As the excited Ellie, I was hoping for glamour, Soho nostalgia, and 1960s frocks. Wright quickly gives us something darker and more sinister.
It’s a little repetitive and flirts unhelpfully with the idea of real mental illness, but features wonderful re-creations of pre-swinging London and a deeply moving final performance from Diana Rigg.
Anyone who is looking for a new hit of 1960s fashion may want to consider giving it a try. Quantity – a documentary about miniskirt pioneer Mary Quant, made by Sadie Frost – a try. Although you could argue that such a renowned fashion innovator deserves more cinematically original work than the straight up-and-down tribute given by talking heads, the archive clips are an absolute joy.
Anyone needing another hit of 1960s fashion might want to give Quant – a documentary about miniskirt pioneer Mary Quant (above), made by Sadie Frost – a try
Passing is adapted from the 1929 novel by US author Nella Larsen and refers to the practice of pale-skinned black women choosing to ‘pass’ as white. It’s an explosively sensitive subject for any film-maker but Rebecca Hall, making her directorial and writing feature debut, pulls it off magnificently.
This is a subtle and intelligent black and white picture.
Two childhood Harlem pals meet again in a New York hotel. This creates a complicated situation. The nervous Irene (Tessa Thompson) is only ‘passing’ so she can escape the city heat in a cool but racially off-limits hotel.
Clare (Ruth Negga), a gorgeous, blonde-coiffed woman with a great hairstyle, has decided to go. Her racist husband does not know that she is married with a mixed-race wife.

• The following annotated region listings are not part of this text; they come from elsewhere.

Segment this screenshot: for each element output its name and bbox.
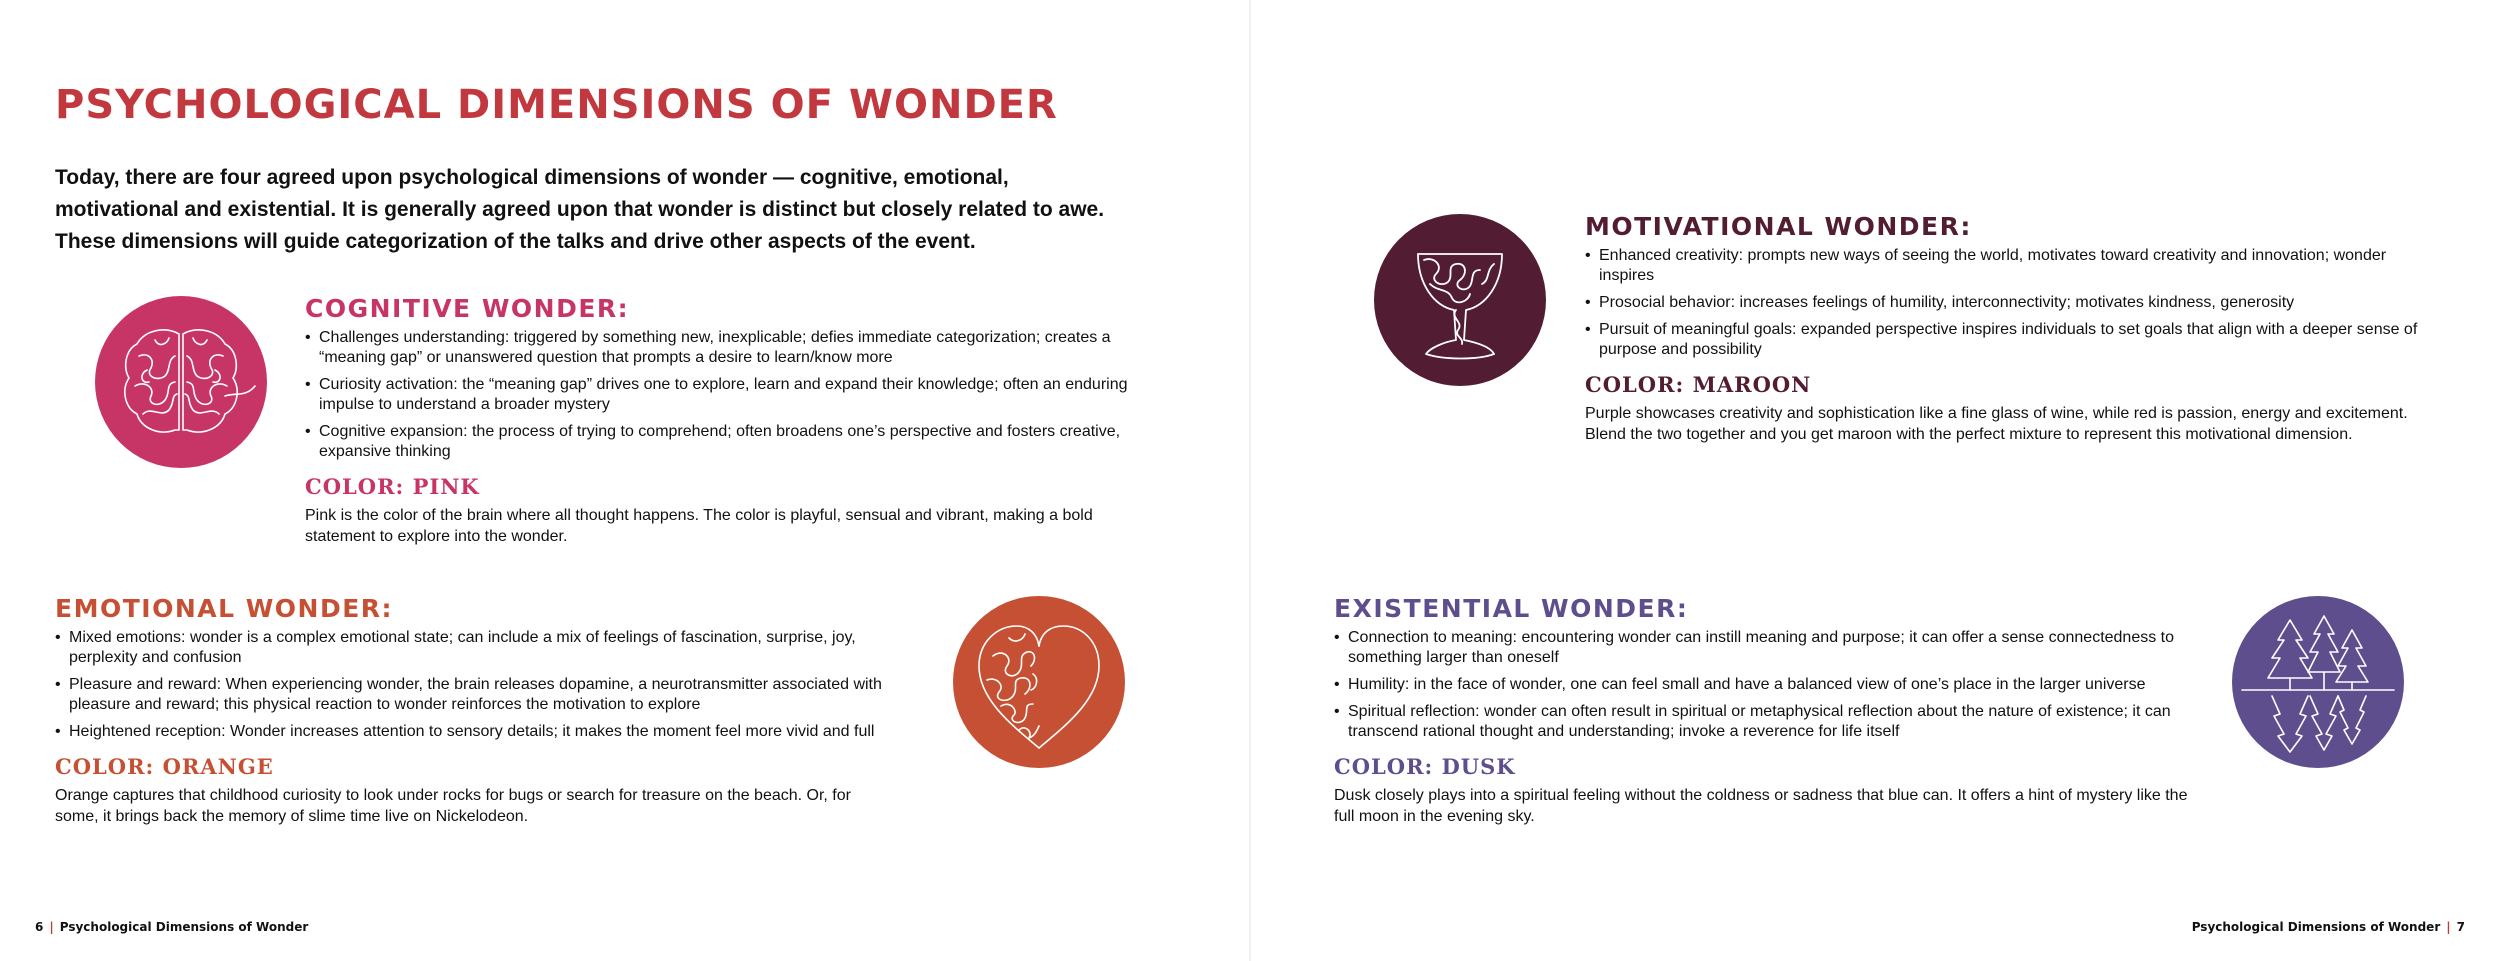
emotional-bullets [55,628,915,742]
emotional-color-heading: COLOR: ORANGE [55,754,274,779]
page-title: PSYCHOLOGICAL DIMENSIONS OF WONDER [55,82,1058,128]
intro-paragraph: Today, there are four agreed upon psychological dimensions of wonder — cognitive, emotional, motivational and existential. It is generally agreed upon that wonder is distinct but closely related to awe. These dimensions will guide categorization of the talks and drive other aspects of the event. [55,166,1105,253]
motivational-bullets [1585,246,2445,360]
list-item: • Humility: in the face of wonder, one can feel small and have a balanced view of one’s place in the larger universe [1334,675,2194,695]
list-item: • Connection to meaning: encountering wonder can instill meaning and purpose; it can offer a sense connectedness to something larger than oneself [1334,628,2194,668]
list-item: • Heightened reception: Wonder increases attention to sensory details; it makes the moment feel more vivid and full [55,722,915,742]
cognitive-heading: COGNITIVE WONDER: [305,294,630,323]
existential-color-heading: COLOR: DUSK [1334,754,1516,779]
list-item: • Mixed emotions: wonder is a complex emotional state; can include a mix of feelings of fascination, surprise, joy, perplexity and confusion [55,628,915,668]
list-item: • Spiritual reflection: wonder can often result in spiritual or metaphysical reflection about the nature of existence; it can transcend rational thought and understanding; invoke a reverence for life itself [1334,702,2194,742]
cognitive-section [305,294,1145,547]
cognitive-color-text: Pink is the color of the brain where all thought happens. The color is playful, sensual and vibrant, making a bold statement to explore into the wonder. [305,507,1093,545]
list-item: • Challenges understanding: triggered by something new, inexplicable; defies immediate categorization; creates a “meaning gap” or unanswered question that prompts a desire to learn/know more [305,328,1145,368]
existential-color-text: Dusk closely plays into a spiritual feeling without the coldness or sadness that blue can. It offers a hint of mystery like the full moon in the evening sky. [1334,787,2188,825]
page-divider [1249,0,1251,961]
list-item: • Curiosity activation: the “meaning gap” drives one to explore, learn and expand their knowledge; often an enduring impulse to understand a broader mystery [305,375,1145,415]
footer-right [2192,920,2465,934]
list-item: • Pleasure and reward: When experiencing wonder, the brain releases dopamine, a neurotransmitter associated with pleasure and reward; this physical reaction to wonder reinforces the motivation to explore [55,675,915,715]
footer-separator: | [49,920,54,934]
list-item: • Pursuit of meaningful goals: expanded perspective inspires individuals to set goals that align with a deeper sense of purpose and possibility [1585,320,2445,360]
wine-glass-icon [1374,214,1546,386]
page-number: 6 [35,920,44,934]
existential-section [1334,594,2194,827]
motivational-heading: MOTIVATIONAL WONDER: [1585,212,1972,241]
emotional-heading: EMOTIONAL WONDER: [55,594,394,623]
footer-title: Psychological Dimensions of Wonder [2191,920,2441,934]
heart-icon [953,596,1125,768]
motivational-color-heading: COLOR: MAROON [1585,372,1812,397]
emotional-color-text: Orange captures that childhood curiosity to look under rocks for bugs or search for treasure on the beach. Or, for some, it brings back the memory of slime time live on Nickelodeon. [55,787,851,825]
footer-separator: | [2446,920,2451,934]
existential-bullets [1334,628,2194,742]
footer-left [35,920,308,934]
existential-heading: EXISTENTIAL WONDER: [1334,594,1689,623]
list-item: • Prosocial behavior: increases feelings of humility, interconnectivity; motivates kindness, generosity [1585,293,2445,313]
page-number: 7 [2456,920,2465,934]
cognitive-color-heading: COLOR: PINK [305,474,480,499]
list-item: • Cognitive expansion: the process of trying to comprehend; often broadens one’s perspective and fosters creative, expansive thinking [305,422,1145,462]
trees-reflection-icon [2232,596,2404,768]
brain-icon [95,296,267,468]
emotional-section [55,594,915,827]
motivational-section [1585,212,2445,445]
list-item: • Enhanced creativity: prompts new ways of seeing the world, motivates toward creativity and innovation; wonder inspires [1585,246,2445,286]
footer-title: Psychological Dimensions of Wonder [59,920,309,934]
motivational-color-text: Purple showcases creativity and sophistication like a fine glass of wine, while red is passion, energy and excitement. Blend the two together and you get maroon with the perfect mixture to represent this motivational dimension. [1585,405,2408,443]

Their friendship is grudgingly rekindled, Clare driving it forward, and Irene, who is married a black doctor and volunteers for a charity that helps the poor, is more reluctant to believe her friend is telling the truth.
Thompson and Negga look amazing in this beautiful film about more than race.
Antlers may have a moody atmosphere of dereliction and be produced by Guillermo del Toro but at heart it’s a horror film we’ve seen many times before. Yes, there’s something nasty deep in the American woods… again.